Columbia was founded by the Boyle family in 1938 after they fled Nazi Germany and found a new home in Portland, Oregon. After some tough times in the early years, the family wisely turned down an offer to buyout Columbia for $1,400. All officers and directors of the company own 57% of the shares. CEO Tim Boyle owns 36% and Chairman Gert Boyle owns 14%.

Under its three primary brands -- Columbia, Sorel, and prAna -- the company today generates over $2 billion in annual sales and has seen steady growth on the top and bottom line.

The Columbia brand is the largest of the three with roughly $2 billion in trailing 12-month sales. With the slow industry sales trends over the last few years, Columbia segment sales increased just 4% in 2017. But things have started heating up this year as consumer spending has strengthened.

Metric TTM Through Q2 2018 2017 2016 2015 2014 2013
Sales $2,597 $2,466 $2,377 $2,326 $2,101 $1,685
Earnings per share *$3.51 *$2.98 $2.72 $2.45 $1.94 $1.36

Data source: Columbia Sportswear. Amounts in millions except per share data. TTM = Trailing 12 month. *TTM and 2017 earnings per share is non-GAAP.

For the first half of the year, total net sales surged 16% year over year. The company has seen success with its PFG footwear, as well as new innovations like its Omni-shade sun deflector cooling technology. Columbia has also seen strong demand over the last two years for its Star Wars branded apparel, which sold out within minutes online this past December.

But the true sign of how well things are going right now for the company? Columbia reported its first second-quarter profit since 2007 -- significant since its typically the lowest volume quarter of the year for the business. Profitability has improved thanks to margin expansion, with gross margin up 190 basis points to 48.5% this year, and operating margin nearly doubling year over year to 6.3%.

These margin improvements have powered a 120% year over year increase in earnings per share. Management attributes these gains to "clean" inventory levels which has driven a higher mix of full priced sales.

Is the stock a buy?

Columbia has historically been a fairly consistent performer. Other than a few hiccups around economic slowdowns, such as 2008, the company regularly grows sales and profits every year. Management has accomplished this while carrying very little or no debt.

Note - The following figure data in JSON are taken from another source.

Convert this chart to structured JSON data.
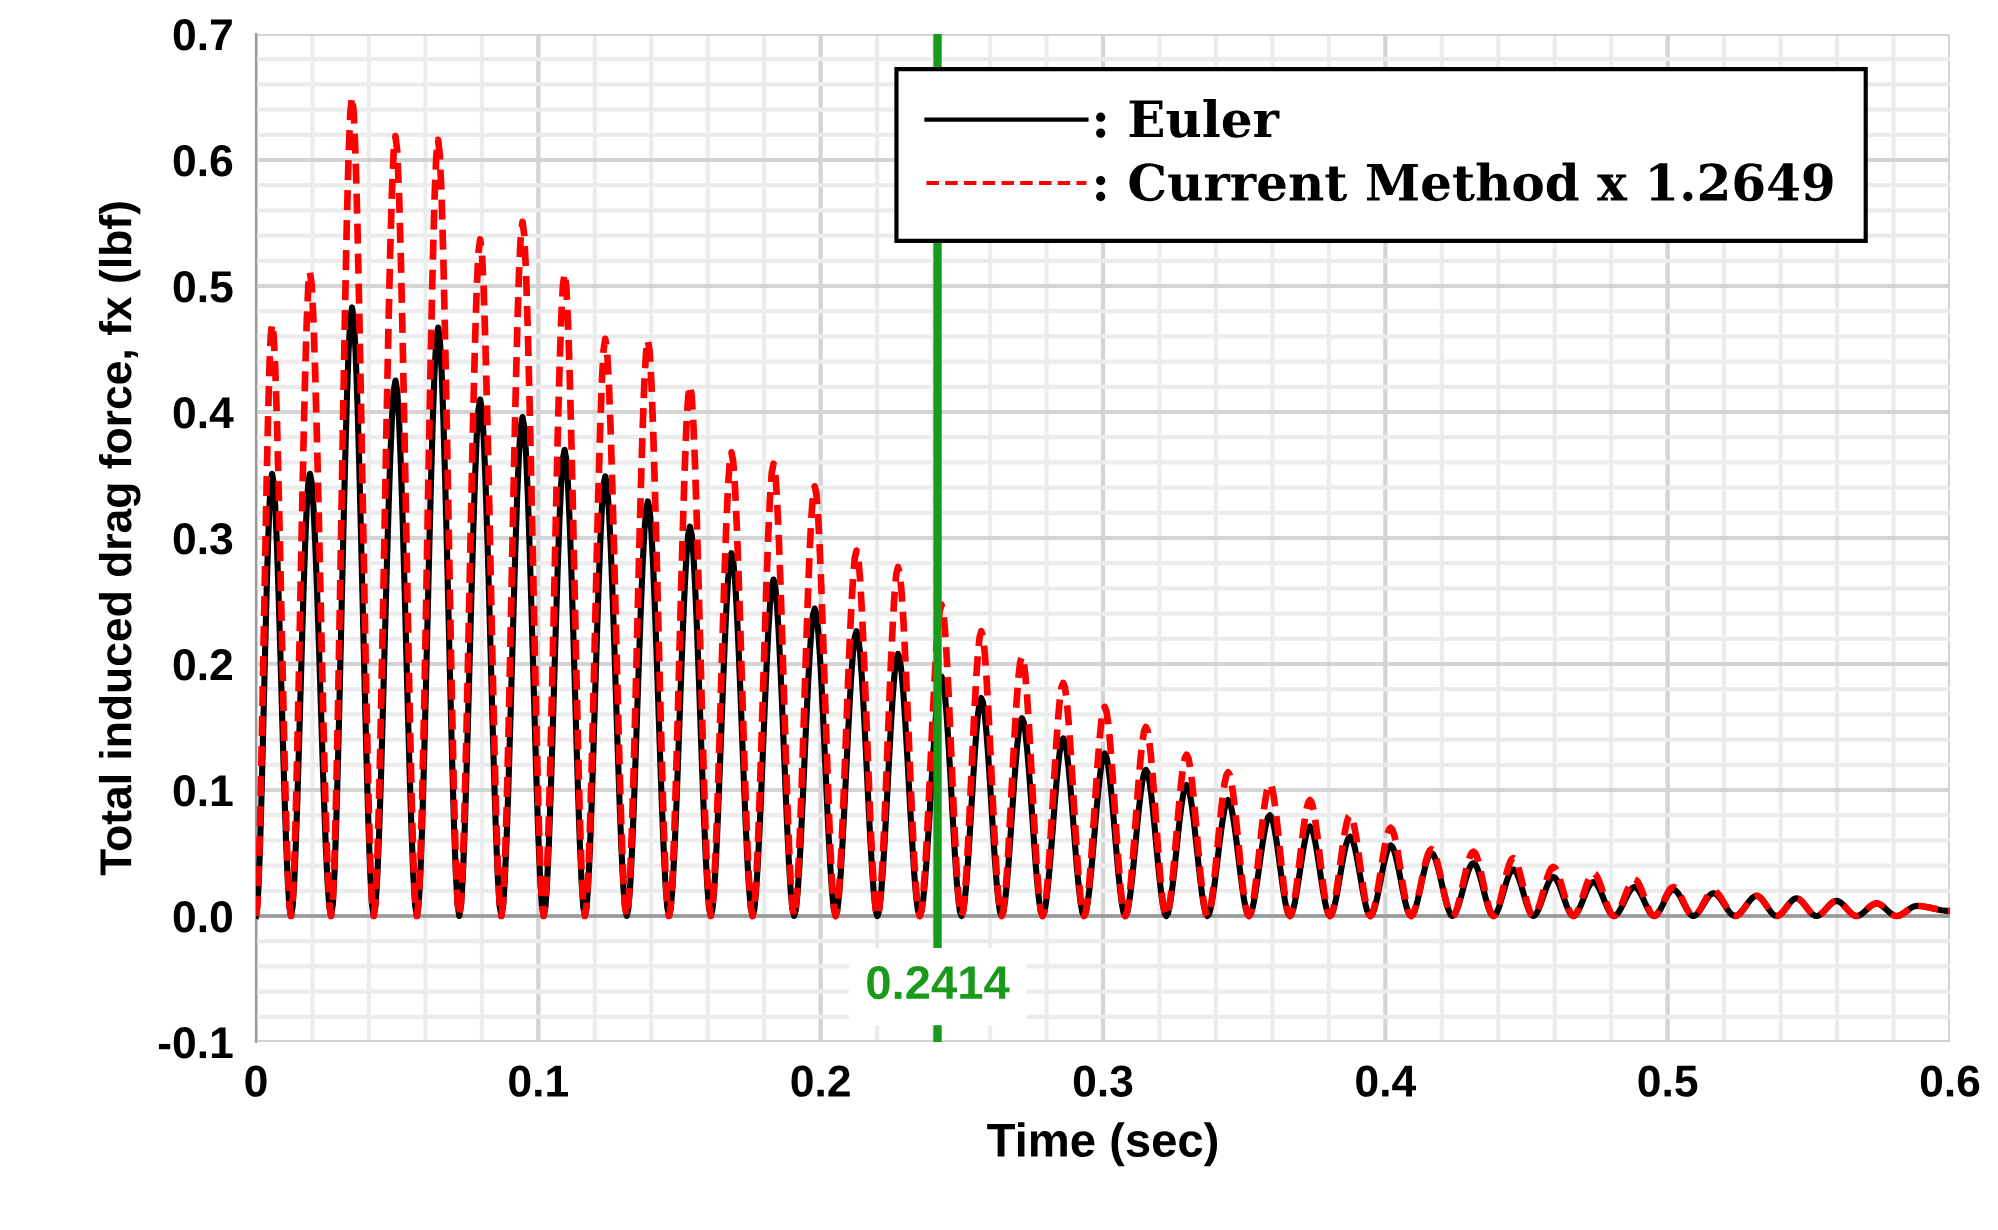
{
  "chart_data": {
    "type": "line",
    "xlabel": "Time (sec)",
    "ylabel": "Total induced drag force, fx (lbf)",
    "xlim": [
      0,
      0.6
    ],
    "xticks": [
      0,
      0.1,
      0.2,
      0.3,
      0.4,
      0.5,
      0.6
    ],
    "ylim": [
      -0.1,
      0.7
    ],
    "yticks": [
      {
        "value": -0.1,
        "label": "-0.1"
      },
      {
        "value": 0,
        "label": "0.0"
      },
      {
        "value": 0.1,
        "label": "0.1"
      },
      {
        "value": 0.2,
        "label": "0.2"
      },
      {
        "value": 0.3,
        "label": "0.3"
      },
      {
        "value": 0.4,
        "label": "0.4"
      },
      {
        "value": 0.5,
        "label": "0.5"
      },
      {
        "value": 0.6,
        "label": "0.6"
      },
      {
        "value": 0.7,
        "label": "0.7"
      }
    ],
    "grid": true,
    "legend": "top right",
    "marker": "none",
    "ref_lines": [
      {
        "axis": "x",
        "value": 0.2414,
        "label": "0.2414",
        "color": "#1a9a1a",
        "line_style": "solid"
      }
    ],
    "series": [
      {
        "name": ": Euler",
        "color": "#000000",
        "line_style": "solid",
        "x": [
          0,
          0.0057,
          0.0124,
          0.0191,
          0.0266,
          0.034,
          0.0417,
          0.0494,
          0.057,
          0.0645,
          0.072,
          0.0794,
          0.0869,
          0.0944,
          0.1019,
          0.1093,
          0.1165,
          0.1237,
          0.1313,
          0.1388,
          0.1463,
          0.1537,
          0.1611,
          0.1684,
          0.1759,
          0.1833,
          0.1906,
          0.1979,
          0.2053,
          0.2127,
          0.2201,
          0.2274,
          0.2351,
          0.2428,
          0.2499,
          0.2569,
          0.2641,
          0.2713,
          0.2786,
          0.2859,
          0.2933,
          0.3006,
          0.3079,
          0.3152,
          0.3224,
          0.3296,
          0.337,
          0.3443,
          0.3517,
          0.3591,
          0.3662,
          0.3733,
          0.3804,
          0.3875,
          0.3947,
          0.4019,
          0.4091,
          0.4163,
          0.4238,
          0.4312,
          0.4383,
          0.4453,
          0.4524,
          0.4595,
          0.4666,
          0.4737,
          0.481,
          0.4883,
          0.4952,
          0.502,
          0.5091,
          0.5162,
          0.5239,
          0.5315,
          0.5386,
          0.5456,
          0.5527,
          0.5598,
          0.5669,
          0.574,
          0.5811,
          0.5882,
          0.6
        ],
        "values": [
          0,
          0.351,
          0,
          0.351,
          0,
          0.483,
          0,
          0.425,
          0,
          0.467,
          0,
          0.41,
          0,
          0.396,
          0,
          0.37,
          0,
          0.349,
          0,
          0.329,
          0,
          0.309,
          0,
          0.288,
          0,
          0.267,
          0,
          0.244,
          0,
          0.226,
          0,
          0.208,
          0,
          0.19,
          0,
          0.173,
          0,
          0.157,
          0,
          0.141,
          0,
          0.129,
          0,
          0.116,
          0,
          0.104,
          0,
          0.092,
          0,
          0.08,
          0,
          0.071,
          0,
          0.063,
          0,
          0.056,
          0,
          0.05,
          0,
          0.042,
          0,
          0.037,
          0,
          0.031,
          0,
          0.027,
          0,
          0.023,
          0,
          0.021,
          0,
          0.018,
          0,
          0.016,
          0,
          0.014,
          0,
          0.012,
          0,
          0.01,
          0,
          0.008,
          0.004
        ]
      },
      {
        "name": ": Current Method x 1.2649",
        "color": "#ff0000",
        "line_style": "dashed",
        "x": [
          0,
          0.0057,
          0.0124,
          0.0191,
          0.0266,
          0.034,
          0.0417,
          0.0494,
          0.057,
          0.0645,
          0.072,
          0.0794,
          0.0869,
          0.0944,
          0.1019,
          0.1093,
          0.1165,
          0.1237,
          0.1313,
          0.1388,
          0.1463,
          0.1537,
          0.1611,
          0.1684,
          0.1759,
          0.1833,
          0.1906,
          0.1979,
          0.2053,
          0.2127,
          0.2201,
          0.2274,
          0.2351,
          0.2428,
          0.2499,
          0.2569,
          0.2641,
          0.2713,
          0.2786,
          0.2859,
          0.2933,
          0.3006,
          0.3079,
          0.3152,
          0.3224,
          0.3296,
          0.337,
          0.3443,
          0.3517,
          0.3591,
          0.3662,
          0.3733,
          0.3804,
          0.3875,
          0.3947,
          0.4019,
          0.4091,
          0.4163,
          0.4238,
          0.4312,
          0.4383,
          0.4453,
          0.4524,
          0.4595,
          0.4666,
          0.4737,
          0.481,
          0.4883,
          0.4952,
          0.502,
          0.5091,
          0.5162,
          0.5239,
          0.5315,
          0.5386,
          0.5456,
          0.5527,
          0.5598,
          0.5669,
          0.574,
          0.5811,
          0.5882,
          0.6
        ],
        "values": [
          0,
          0.47,
          0,
          0.511,
          0,
          0.65,
          0,
          0.619,
          0,
          0.616,
          0,
          0.537,
          0,
          0.551,
          0,
          0.51,
          0,
          0.458,
          0,
          0.457,
          0,
          0.421,
          0,
          0.368,
          0,
          0.359,
          0,
          0.341,
          0,
          0.29,
          0,
          0.277,
          0,
          0.247,
          0,
          0.226,
          0,
          0.206,
          0,
          0.185,
          0,
          0.166,
          0,
          0.15,
          0,
          0.128,
          0,
          0.114,
          0,
          0.105,
          0,
          0.092,
          0,
          0.08,
          0,
          0.07,
          0,
          0.053,
          0,
          0.051,
          0,
          0.046,
          0,
          0.039,
          0,
          0.034,
          0,
          0.029,
          0,
          0.023,
          0,
          0.02,
          0,
          0.016,
          0,
          0.014,
          0,
          0.012,
          0,
          0.01,
          0,
          0.008,
          0.004
        ]
      }
    ]
  }
}
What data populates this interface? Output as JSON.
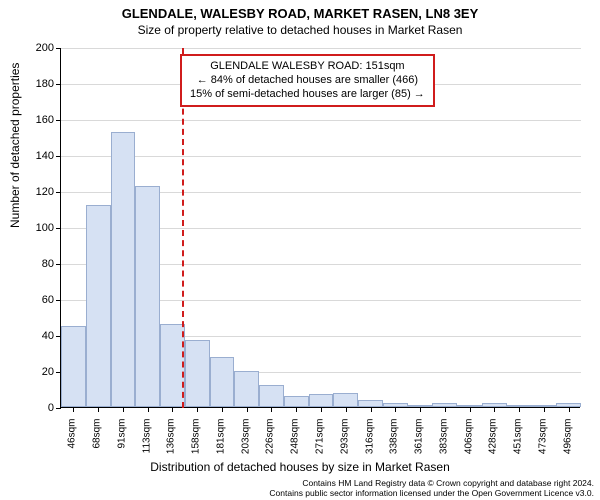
{
  "title_main": "GLENDALE, WALESBY ROAD, MARKET RASEN, LN8 3EY",
  "title_sub": "Size of property relative to detached houses in Market Rasen",
  "yaxis_label": "Number of detached properties",
  "xaxis_label": "Distribution of detached houses by size in Market Rasen",
  "annotation": {
    "line1": "GLENDALE WALESBY ROAD: 151sqm",
    "line2": "← 84% of detached houses are smaller (466)",
    "line3": "15% of semi-detached houses are larger (85) →"
  },
  "footer": {
    "line1": "Contains HM Land Registry data © Crown copyright and database right 2024.",
    "line2": "Contains public sector information licensed under the Open Government Licence v3.0."
  },
  "chart": {
    "type": "histogram",
    "ylim": [
      0,
      200
    ],
    "ytick_step": 20,
    "marker_value_sqm": 151,
    "bar_fill": "#d6e1f3",
    "bar_border": "#9aaed0",
    "grid_color": "#d9d9d9",
    "marker_color": "#d01c1c",
    "background": "#ffffff",
    "title_fontsize": 13,
    "label_fontsize": 12,
    "tick_fontsize": 11,
    "x_categories": [
      "46sqm",
      "68sqm",
      "91sqm",
      "113sqm",
      "136sqm",
      "158sqm",
      "181sqm",
      "203sqm",
      "226sqm",
      "248sqm",
      "271sqm",
      "293sqm",
      "316sqm",
      "338sqm",
      "361sqm",
      "383sqm",
      "406sqm",
      "428sqm",
      "451sqm",
      "473sqm",
      "496sqm"
    ],
    "x_numeric": [
      46,
      68,
      91,
      113,
      136,
      158,
      181,
      203,
      226,
      248,
      271,
      293,
      316,
      338,
      361,
      383,
      406,
      428,
      451,
      473,
      496
    ],
    "values": [
      45,
      112,
      153,
      123,
      46,
      37,
      28,
      20,
      12,
      6,
      7,
      8,
      4,
      2,
      0,
      2,
      0,
      2,
      0,
      0,
      2
    ]
  }
}
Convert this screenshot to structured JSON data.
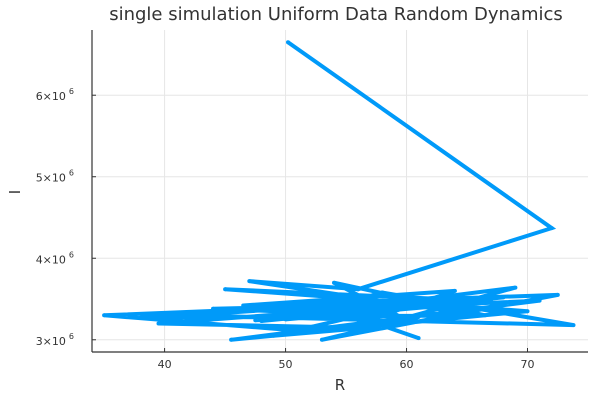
{
  "chart_data": {
    "type": "line",
    "title": "single simulation Uniform Data Random Dynamics",
    "xlabel": "R",
    "ylabel": "I",
    "xlim": [
      34,
      75
    ],
    "ylim": [
      2850000,
      6800000
    ],
    "x_ticks": [
      {
        "value": 40,
        "label": "40"
      },
      {
        "value": 50,
        "label": "50"
      },
      {
        "value": 60,
        "label": "60"
      },
      {
        "value": 70,
        "label": "70"
      }
    ],
    "y_ticks": [
      {
        "value": 3000000,
        "mantissa": "3×10",
        "exponent": "6"
      },
      {
        "value": 4000000,
        "mantissa": "4×10",
        "exponent": "6"
      },
      {
        "value": 5000000,
        "mantissa": "5×10",
        "exponent": "6"
      },
      {
        "value": 6000000,
        "mantissa": "6×10",
        "exponent": "6"
      }
    ],
    "grid": true,
    "legend": "none",
    "series": [
      {
        "color": "#009af9",
        "x": [
          50.2,
          72.0,
          56.0,
          47.0,
          66.0,
          38.0,
          63.0,
          45.0,
          70.0,
          52.0,
          35.0,
          60.0,
          48.0,
          68.0,
          39.5,
          55.0,
          64.0,
          46.5,
          72.5,
          53.0,
          61.0,
          44.0,
          67.0,
          50.0,
          58.0,
          73.8,
          42.0,
          62.0,
          49.0,
          57.0,
          69.0,
          47.5,
          59.0,
          54.0,
          66.5,
          45.5,
          71.0,
          51.0,
          56.5,
          61.0
        ],
        "y": [
          6650000,
          4370000,
          3620000,
          3720000,
          3300000,
          3270000,
          3500000,
          3620000,
          3350000,
          3100000,
          3300000,
          3450000,
          3230000,
          3520000,
          3200000,
          3150000,
          3600000,
          3420000,
          3550000,
          3000000,
          3280000,
          3380000,
          3470000,
          3250000,
          3580000,
          3180000,
          3300000,
          3500000,
          3050000,
          3150000,
          3640000,
          3240000,
          3320000,
          3700000,
          3300000,
          3000000,
          3480000,
          3350000,
          3250000,
          3020000
        ]
      }
    ]
  }
}
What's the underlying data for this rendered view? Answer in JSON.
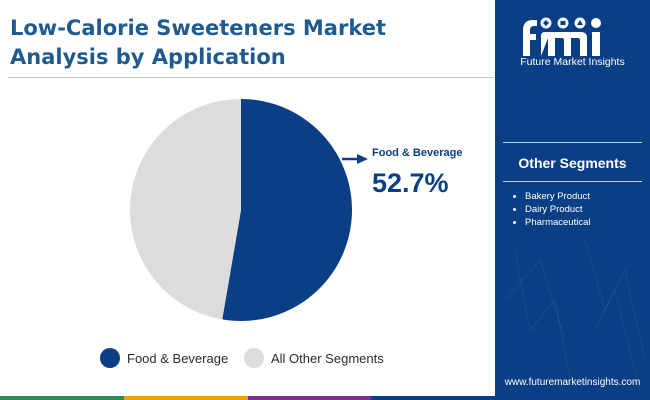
{
  "header": {
    "title_line1": "Low-Calorie Sweeteners Market",
    "title_line2": "Analysis by Application"
  },
  "brand": {
    "logo_letters": "fmi",
    "logo_text": "Future Market Insights",
    "url": "www.futuremarketinsights.com"
  },
  "sidebar": {
    "title": "Other Segments",
    "items": [
      "Bakery Product",
      "Dairy Product",
      "Pharmaceutical"
    ]
  },
  "callout": {
    "label": "Food & Beverage",
    "value": "52.7%"
  },
  "colors": {
    "primary": "#0b3f85",
    "secondary": "#dcdcdc",
    "title": "#1f5b8f",
    "bottom_bar": [
      "#2e8b57",
      "#f39c12",
      "#7b2f8e",
      "#0b3f85"
    ]
  },
  "chart_data": {
    "type": "pie",
    "title": "Low-Calorie Sweeteners Market Analysis by Application",
    "labels": [
      "Food & Beverage",
      "All Other Segments"
    ],
    "values": [
      52.7,
      47.3
    ],
    "unit": "%",
    "legend_position": "bottom",
    "start_angle_deg": 0,
    "direction": "clockwise"
  },
  "legend": {
    "items": [
      {
        "label": "Food & Beverage",
        "color": "#0b3f85"
      },
      {
        "label": "All Other Segments",
        "color": "#dcdcdc"
      }
    ]
  }
}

I think the company's success comes down to two things: 1) the high ownership stake of the Boyle family, which helps them run the business for long term shareholders as opposed to Wall Street's nearsightedness, and 2) the health of the activewear market, which has steadily grown at a mid single-digit rate over the last decade.

Both of those seem here to stay, so there's really nothing to not like about Columbia as an investment. The problem for investors right now is that the stock seems to have shot out of a cannon lately. Its up 40% over the last year, which has pushed its forward P/E ratio to a relatively high 25 times management's earnings guidance for 2018. This earnings multiple is way above its historic average of about 20 times earnings.

Investors should be wary to buy the stock at these levels. While Columbia is performing well, management's 2018 guidance calls for about 15% earnings growth and high single digit sales growth over 2017. That seems a little low given the company's valuation.